Много позже мы узнали историю её жизни…
Эсфирь Соломоновна была замужем за Иеронимом Борисовичем вторым браком. Её первый муж – они поженились незадолго до войны – был известный деятель Коминтерна, поляк Кароль Косиньский. В 1938 году его арестовали по обвинению в шпионаже в пользу Польши и Англии. В лагерь по 58 статье попала и Эсфирь Соломоновна. В заключении она едва не погибла.
Начлаг Седаков – срок она отбывала на Дальнем Востоке - страдал тяжёлыми, продолжительными запоями. Холодный и равнодушный, он в такие дни становился жестоким и безжалостным. Невероятной свирепостью в периоды запоя Седаков превосходил, кажется, всех палачей Гулага. Любимым его развлечением были внезапные ночные посещения вверенного ему лагеря. Охрана выгоняла заключённых из бараков на мороз и при свете прожекторов строила в одну шеренгу.

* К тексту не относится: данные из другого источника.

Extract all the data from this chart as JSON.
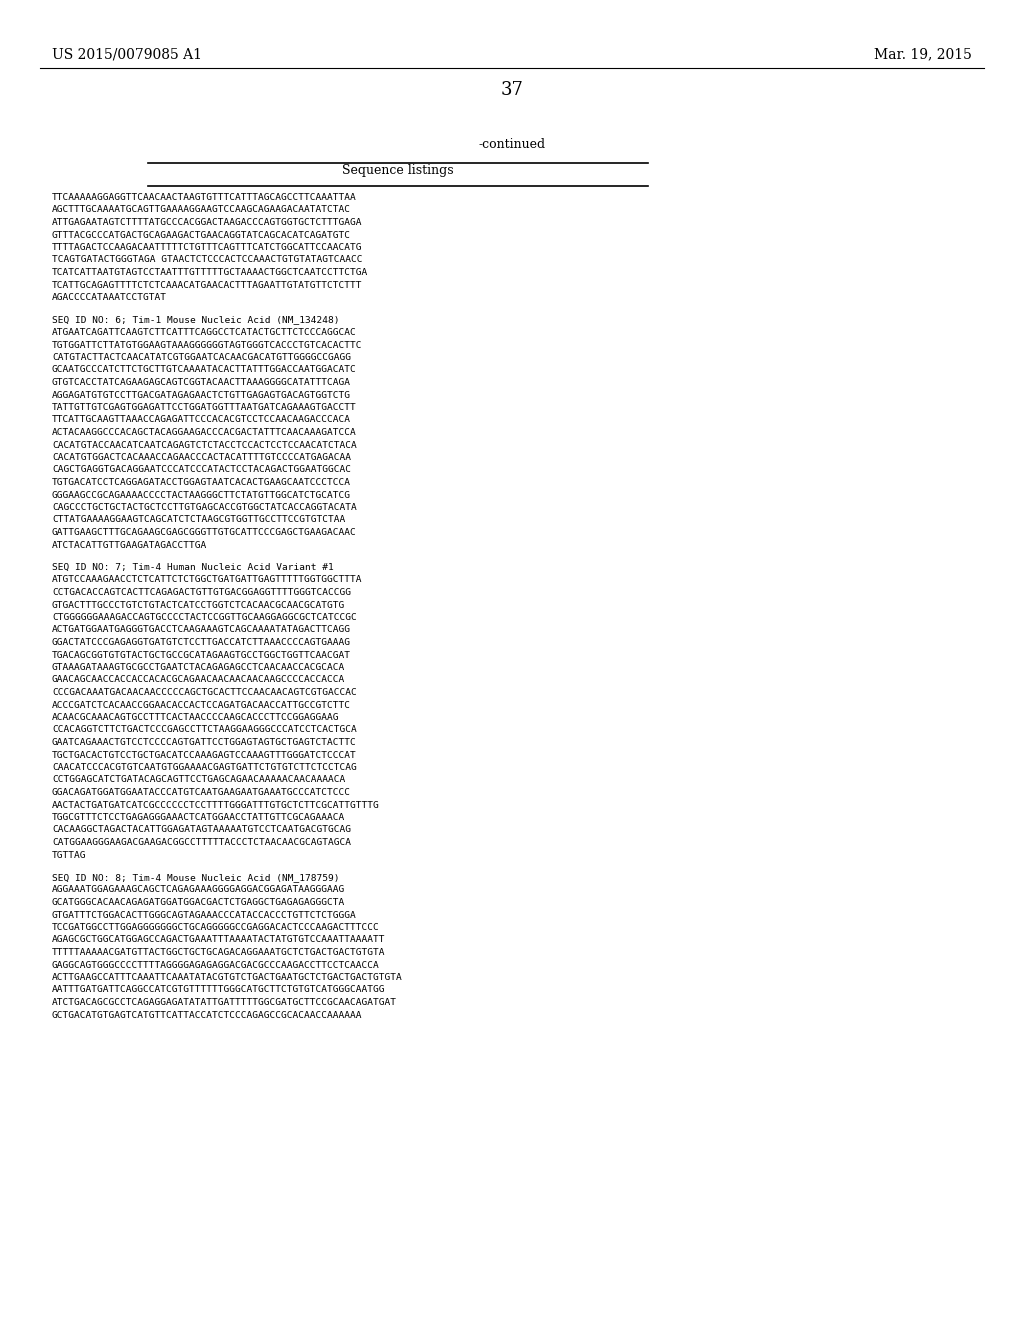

«На первый-седьмой рассчитайсь!», - едва держась на ногах, но твёрдо выговаривая побелевшими от мороза губами каждое слово, командовал обезумевший от водки и классовой ненависти Седаков. И, достав из кобуры пистолет, расстреливал каждого седьмого. За одну ночь он мог истребить едва ли не пятую часть заключённых. Расстрелянных потом оформляли в санитарной части, как умерших от туберкулёза...
Эсфири Соломоновне повезло. Трижды она оказывалась на «вечерней поверке» шестой и один раз – первой; седьмой стала её подруга и соседка по нарам, жена репрессированного комкора Синельникова Варя...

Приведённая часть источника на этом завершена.